As lições do vídeo da reunião ministerial
A evolução do combate à corrupção e a mudança no perfil dos alvos ligaram o alerta da classe política para o trabalho que vinha se fazendo na PF
Há uma conclusão lógica e, consequentemente, uma lição a ser tomada, da celeuma em torno do vídeo que registrou a fatídica reunião ministerial, na qual supostamente o presidente Jair Bolsonaro teria ameaçado o então ministro Sergio Moro de demissão, por conta da mudança da chefia da unidade da PF no Rio de Janeiro.
Da recorrente obsessão – controversa e mal explicada – de um presidente da República por uma específica unidade da Polícia Federal, concluímos o quanto essa instituição e o trabalho por ela desenvolvido tornou-se relevante, para não dizer apavorante, para certos extratos do Poder.
A PF efetivamente preocupa algumas autoridades, e isso não ocorre porque a instituição faz coisas erradas, muito pelo contrário. Homens que não devem nada à Justiça não guardam curiosidade alguma sobre o que tramita nas delegacias de polícia.
A evolução do combate à corrupção, e a mudança no perfil dos alvos e na abrangência das apurações despertaram, como seria inevitável, reações do sistema.
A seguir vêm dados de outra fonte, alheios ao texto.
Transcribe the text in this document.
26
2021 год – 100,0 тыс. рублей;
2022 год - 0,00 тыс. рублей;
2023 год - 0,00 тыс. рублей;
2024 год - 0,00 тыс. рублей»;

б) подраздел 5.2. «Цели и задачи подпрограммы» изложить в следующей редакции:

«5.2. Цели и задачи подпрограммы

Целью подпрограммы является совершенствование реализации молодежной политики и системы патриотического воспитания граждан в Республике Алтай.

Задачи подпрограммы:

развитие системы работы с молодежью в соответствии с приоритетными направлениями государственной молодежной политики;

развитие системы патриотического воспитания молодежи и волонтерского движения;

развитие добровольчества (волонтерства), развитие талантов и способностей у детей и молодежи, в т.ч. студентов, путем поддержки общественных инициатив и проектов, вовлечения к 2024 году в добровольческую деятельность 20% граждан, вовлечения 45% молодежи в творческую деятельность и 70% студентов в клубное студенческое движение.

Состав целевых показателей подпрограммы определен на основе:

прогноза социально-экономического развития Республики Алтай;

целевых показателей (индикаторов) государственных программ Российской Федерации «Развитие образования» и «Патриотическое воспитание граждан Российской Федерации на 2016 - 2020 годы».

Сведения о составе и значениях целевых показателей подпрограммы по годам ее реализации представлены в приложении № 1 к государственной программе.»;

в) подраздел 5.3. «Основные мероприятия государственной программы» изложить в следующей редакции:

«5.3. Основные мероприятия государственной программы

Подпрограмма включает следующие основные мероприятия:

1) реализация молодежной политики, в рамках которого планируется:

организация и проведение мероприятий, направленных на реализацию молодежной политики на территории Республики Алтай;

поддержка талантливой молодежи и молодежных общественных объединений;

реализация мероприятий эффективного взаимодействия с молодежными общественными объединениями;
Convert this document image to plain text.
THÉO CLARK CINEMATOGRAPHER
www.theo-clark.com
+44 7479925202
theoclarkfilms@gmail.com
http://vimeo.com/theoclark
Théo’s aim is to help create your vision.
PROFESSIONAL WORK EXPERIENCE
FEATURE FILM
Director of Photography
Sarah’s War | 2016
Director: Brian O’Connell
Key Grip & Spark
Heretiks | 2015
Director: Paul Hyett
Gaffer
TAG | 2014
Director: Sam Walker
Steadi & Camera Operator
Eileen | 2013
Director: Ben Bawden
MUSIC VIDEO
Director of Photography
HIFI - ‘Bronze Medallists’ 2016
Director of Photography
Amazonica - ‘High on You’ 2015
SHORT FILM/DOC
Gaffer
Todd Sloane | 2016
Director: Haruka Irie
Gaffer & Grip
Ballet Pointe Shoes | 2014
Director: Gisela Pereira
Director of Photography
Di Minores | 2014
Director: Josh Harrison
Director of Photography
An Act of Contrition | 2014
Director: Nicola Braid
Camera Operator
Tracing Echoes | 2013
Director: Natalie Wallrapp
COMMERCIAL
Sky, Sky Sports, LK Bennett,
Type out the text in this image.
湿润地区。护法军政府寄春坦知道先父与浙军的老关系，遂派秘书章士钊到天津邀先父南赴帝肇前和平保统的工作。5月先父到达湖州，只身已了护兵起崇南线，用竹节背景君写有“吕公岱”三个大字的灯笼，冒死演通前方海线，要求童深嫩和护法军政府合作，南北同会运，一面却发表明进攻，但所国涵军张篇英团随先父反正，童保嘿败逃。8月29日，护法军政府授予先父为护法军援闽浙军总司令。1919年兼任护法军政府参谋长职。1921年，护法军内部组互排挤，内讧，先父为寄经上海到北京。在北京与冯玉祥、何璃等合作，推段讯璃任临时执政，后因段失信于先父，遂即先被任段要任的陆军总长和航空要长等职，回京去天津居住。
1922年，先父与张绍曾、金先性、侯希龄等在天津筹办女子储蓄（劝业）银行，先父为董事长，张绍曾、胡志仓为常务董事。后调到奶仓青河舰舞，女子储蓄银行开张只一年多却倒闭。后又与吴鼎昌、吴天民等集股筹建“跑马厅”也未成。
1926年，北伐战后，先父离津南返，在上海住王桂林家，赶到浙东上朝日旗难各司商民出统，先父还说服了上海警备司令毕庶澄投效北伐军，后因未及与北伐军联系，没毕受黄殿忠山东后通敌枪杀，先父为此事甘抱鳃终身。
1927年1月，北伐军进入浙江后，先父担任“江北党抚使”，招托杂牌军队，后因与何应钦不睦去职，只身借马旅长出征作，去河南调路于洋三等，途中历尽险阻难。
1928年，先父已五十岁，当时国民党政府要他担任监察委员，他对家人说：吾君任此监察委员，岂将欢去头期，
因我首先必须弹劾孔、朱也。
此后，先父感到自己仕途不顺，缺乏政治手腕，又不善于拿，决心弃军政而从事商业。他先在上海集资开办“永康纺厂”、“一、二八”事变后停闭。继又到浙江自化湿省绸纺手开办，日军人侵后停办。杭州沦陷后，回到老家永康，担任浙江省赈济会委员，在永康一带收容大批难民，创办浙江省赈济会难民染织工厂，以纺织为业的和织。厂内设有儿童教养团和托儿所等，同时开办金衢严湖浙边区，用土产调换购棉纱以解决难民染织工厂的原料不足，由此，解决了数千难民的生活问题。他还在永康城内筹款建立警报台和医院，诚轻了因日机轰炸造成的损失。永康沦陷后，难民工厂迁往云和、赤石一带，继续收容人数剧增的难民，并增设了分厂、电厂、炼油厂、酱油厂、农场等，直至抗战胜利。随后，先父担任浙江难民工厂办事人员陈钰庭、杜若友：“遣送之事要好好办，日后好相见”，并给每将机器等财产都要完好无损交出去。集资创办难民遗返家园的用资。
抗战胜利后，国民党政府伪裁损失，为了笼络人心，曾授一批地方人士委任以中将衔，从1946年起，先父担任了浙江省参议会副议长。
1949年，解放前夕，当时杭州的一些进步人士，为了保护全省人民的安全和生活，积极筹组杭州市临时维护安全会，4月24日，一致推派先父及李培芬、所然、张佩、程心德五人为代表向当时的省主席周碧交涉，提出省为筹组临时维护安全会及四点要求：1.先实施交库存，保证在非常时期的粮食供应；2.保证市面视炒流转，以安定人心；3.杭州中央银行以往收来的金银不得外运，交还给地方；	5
A primeira delas foi ligar o alerta da classe política para o trabalho que se fazia na corporação – e a pressão aumentou consideravelmente nos últimos quinze anos.
A obtenção de informações privilegiadas sobre as nossas operações e inquéritos sempre foi o objetivo maior desses políticos, pois, afinal, eles precisam se proteger. De uns tempos para cá, mormente após o início da era das megaoperações da Polícia Federal, iniciou-se uma prática que vem passando batida aos olhos da sociedade: a abdução de delegados da PF.
Esse expediente começou com os convites de políticos para que delegados federais assumissem funções comissionadas fora da Polícia Federal, como a própria a Agência Brasileira de Inteligência – ABIN, que definitivamente não é lugar para um delegado da Polícia Federal da ativa.
A classe política, já que não podia indicar gente de fora para as funções de comando no âmbito da Polícia Federal, identificou uma forma de ter, futuramente, um delegado “para chamar de seu”. Nascia aí, de forma quase que silenciosa e incipiente, o golpe da abdução do delegado federal e, por conseguinte, a figura do “delegado pet”.
Os políticos abduzem alguns delegados assim como os extraterrestres procediam no famoso seriado de televisão, Arquivo X, quando um disco voador descia, pegava uma pessoa na Terra e, depois, devolvia alguém totalmente diferente, dentro do mesmo corpo. Assim ocorre com esses colegas, que raramente conseguem retornar “inteiros” para a Polícia Federal.
Temos que entender, de uma vez por todas, que o cenário político brasileiro foi parcialmente tomado pela corrupção, por grupos de malfeitores, e que isso, por si só, já seria suficiente para que homens da Lei, autoridades policiais, tomassem, por cautela, uma distância mínima regulamentar dessa classe de pessoas, que a tudo influencia e a todos contamina.
A propósito, que mensagem essa prática transmite aos delegados federais que passam a carreira inteira trabalhando na polícia, investigando e reprimindo os crimes dos poderosos? Aparentemente, que a amizade ou a proximidade com candidatos a cargos eletivos seria o atalho mais curto para os postos de comando da Polícia Federal.
Bem, hoje percebemos que esse costume vulnerabiliza profundamente a Polícia Federal, muito mais do que imaginávamos.
Por fim, nada adiantará a luta e a concessão da nossa tão desejada e importante autonomia, se não exigirmos o imediato fim das cessões de todos os policiais federais, de todas as carreiras da PF, com seu pronto retorno para a instituição. Podendo remanescer apenas os cedidos para o Ministério da Justiça, para as Secretarias de Segurança Pública dos estados e para as organizações internacionais de cooperação policial, como Ameripol e Interpol.
A lição que tomamos dessa crise é que a Polícia Federal – assim como seus delegados e agentes – para o bem do país, devem ser urgentemente blindados de toda e qualquer interferência política.